いつも母の面会に行くときの、新幹線の中の時間は、爆睡することもあれば仕事の作業をしたり、創作を楽しんだり、とても貴重でした。
新幹線に乗った安堵感か、急に涙もでてきたですが、その日も、そうだ、泣いてばかりはいられないと、レンタカーの予約まで済ませました。
特に今回はあわただしいので、誰かに載せていってもらうより、自分で動けて正解でした。
新幹線も、レンタカーもケータイで予約できる世の中、便利です。
そんなことをしつつ、家につくと、やはりぐっと胸がいっぱいになってきました。「お母さん……」なんてつぶやきながら、玄関にはいるとすぐの応接間で義姉と、姉が葬儀屋さんと打ち合わせをしていました。
そしてそのとなりの仏間には、母が寝ているのが見えます。
もうそれだけで、ううっときていたのですが、
葬儀屋さんが私の方へむいたので、
「お世話になります。末の娘です……」
「このたびはご愁傷様です」
などとあいさつをすませました。
すると! 姉がいきなりいいました。
「ねえ、祭壇ってこれがいいとおもうんだけどどう?」
「へ……?」
そう、もう姉も、義姉も、二人とも母と対面し、すっかり泣き終わり、
今は葬儀の打ち合わせという現実的な話の佳境だったのです。
そこで姉も気が付いて、
「あ、そうだね。はい、まず泣いてきて」と
仏間をさして。
「泣いてきてって」
コントみたいに、大げさにズッコケたくなりました。
そこにいた母は本当に寝ているようでした。
面会にいっても寝てしまっているときもあって、
それと同じでした。
施設でもそうしたように
「おかあさん……、おかーさん……。来たよ。○○だよ」と呼びました。
でも本当にもう返事してくれないんだなと。
顔にふれるとひんやりとして。
とたんに、もりもりと涙があふれてきました。
家にかえってこれたんだね、とか、
ほんとうはさびしかったよね、
がんばったよね、とか。
そんな感傷的になっている間にも、となりでは、
「これは、一対ですよね。

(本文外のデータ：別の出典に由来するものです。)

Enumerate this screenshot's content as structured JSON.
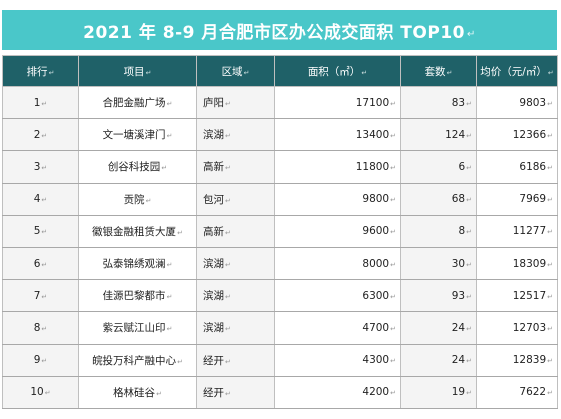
{
  "title": "2021 年 8-9 月合肥市区办公成交面积 TOP10",
  "columns": [
    "排行",
    "项目",
    "区域",
    "面积（㎡）",
    "套数",
    "均价（元/㎡）"
  ],
  "rows": [
    {
      "rank": "1",
      "project": "合肥金融广场",
      "district": "庐阳",
      "area": "17100",
      "units": "83",
      "price": "9803"
    },
    {
      "rank": "2",
      "project": "文一塘溪津门",
      "district": "滨湖",
      "area": "13400",
      "units": "124",
      "price": "12366"
    },
    {
      "rank": "3",
      "project": "创谷科技园",
      "district": "高新",
      "area": "11800",
      "units": "6",
      "price": "6186"
    },
    {
      "rank": "4",
      "project": "贡院",
      "district": "包河",
      "area": "9800",
      "units": "68",
      "price": "7969"
    },
    {
      "rank": "5",
      "project": "徽银金融租赁大厦",
      "district": "高新",
      "area": "9600",
      "units": "8",
      "price": "11277"
    },
    {
      "rank": "6",
      "project": "弘泰锦绣观澜",
      "district": "滨湖",
      "area": "8000",
      "units": "30",
      "price": "18309"
    },
    {
      "rank": "7",
      "project": "佳源巴黎都市",
      "district": "滨湖",
      "area": "6300",
      "units": "93",
      "price": "12517"
    },
    {
      "rank": "8",
      "project": "紫云赋江山印",
      "district": "滨湖",
      "area": "4700",
      "units": "24",
      "price": "12703"
    },
    {
      "rank": "9",
      "project": "皖投万科产融中心",
      "district": "经开",
      "area": "4300",
      "units": "24",
      "price": "12839"
    },
    {
      "rank": "10",
      "project": "格林硅谷",
      "district": "经开",
      "area": "4200",
      "units": "19",
      "price": "7622"
    }
  ]
}
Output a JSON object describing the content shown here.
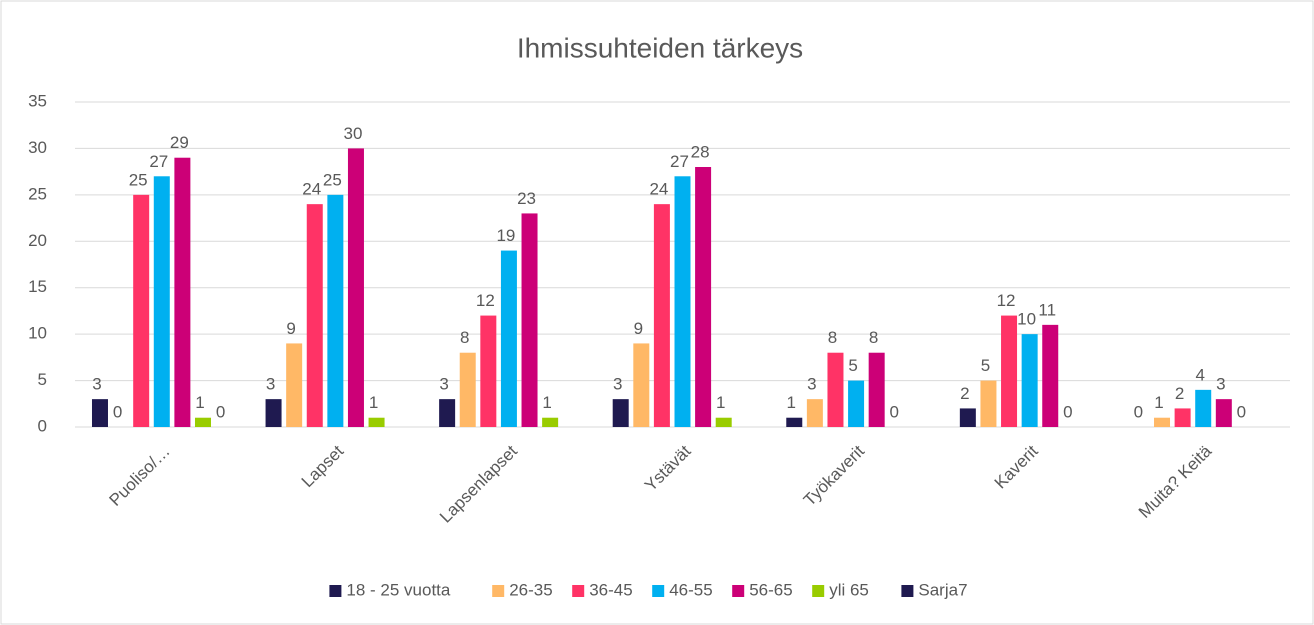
{
  "chart_data": {
    "type": "bar",
    "title": "Ihmissuhteiden tärkeys",
    "categories": [
      "Puoliso/…",
      "Lapset",
      "Lapsenlapset",
      "Ystävät",
      "Työkaverit",
      "Kaverit",
      "Muita? Keitä"
    ],
    "series": [
      {
        "name": "18 - 25 vuotta",
        "color": "#1f1a50",
        "values": [
          3,
          3,
          3,
          3,
          1,
          2,
          0
        ]
      },
      {
        "name": "26-35",
        "color": "#ffb866",
        "values": [
          0,
          9,
          8,
          9,
          3,
          5,
          1
        ]
      },
      {
        "name": "36-45",
        "color": "#ff3366",
        "values": [
          25,
          24,
          12,
          24,
          8,
          12,
          2
        ]
      },
      {
        "name": "46-55",
        "color": "#00b0f0",
        "values": [
          27,
          25,
          19,
          27,
          5,
          10,
          4
        ]
      },
      {
        "name": "56-65",
        "color": "#cc0077",
        "values": [
          29,
          30,
          23,
          28,
          8,
          11,
          3
        ]
      },
      {
        "name": "yli 65",
        "color": "#99cc00",
        "values": [
          1,
          1,
          1,
          1,
          0,
          0,
          0
        ]
      },
      {
        "name": "Sarja7",
        "color": "#1f1a50",
        "values": [
          0,
          null,
          null,
          null,
          null,
          null,
          null
        ]
      }
    ],
    "ylim": [
      0,
      35
    ],
    "yticks": [
      0,
      5,
      10,
      15,
      20,
      25,
      30,
      35
    ],
    "grid": true,
    "legend": "bottom"
  }
}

孫一同だとこれぐらいですか」
と、献花の打ち合わせの声が……。
ずっとメソメソしているわけにもいかず、
わたしも、しばらくして
その打ち合わせに加わったのでした。
「あら、もう行っちゃったの?」と
母が突っ込んでそうでした。
でも葬儀屋さんというのは、それぞれの家の空気や事情をすぐに把握して
限られた時間の中ですすめていかなくてはいけないので、
ほんとうに大変な仕事だろうとおもいました。
ありがとうございました。
父の時は、母もいたし、20年以上まえなので
あまり記憶がないのですが、
今回は湯かんも、納棺も近くで拝見できました。
またそれもいい時間でしたので、記録していこうとおもっています。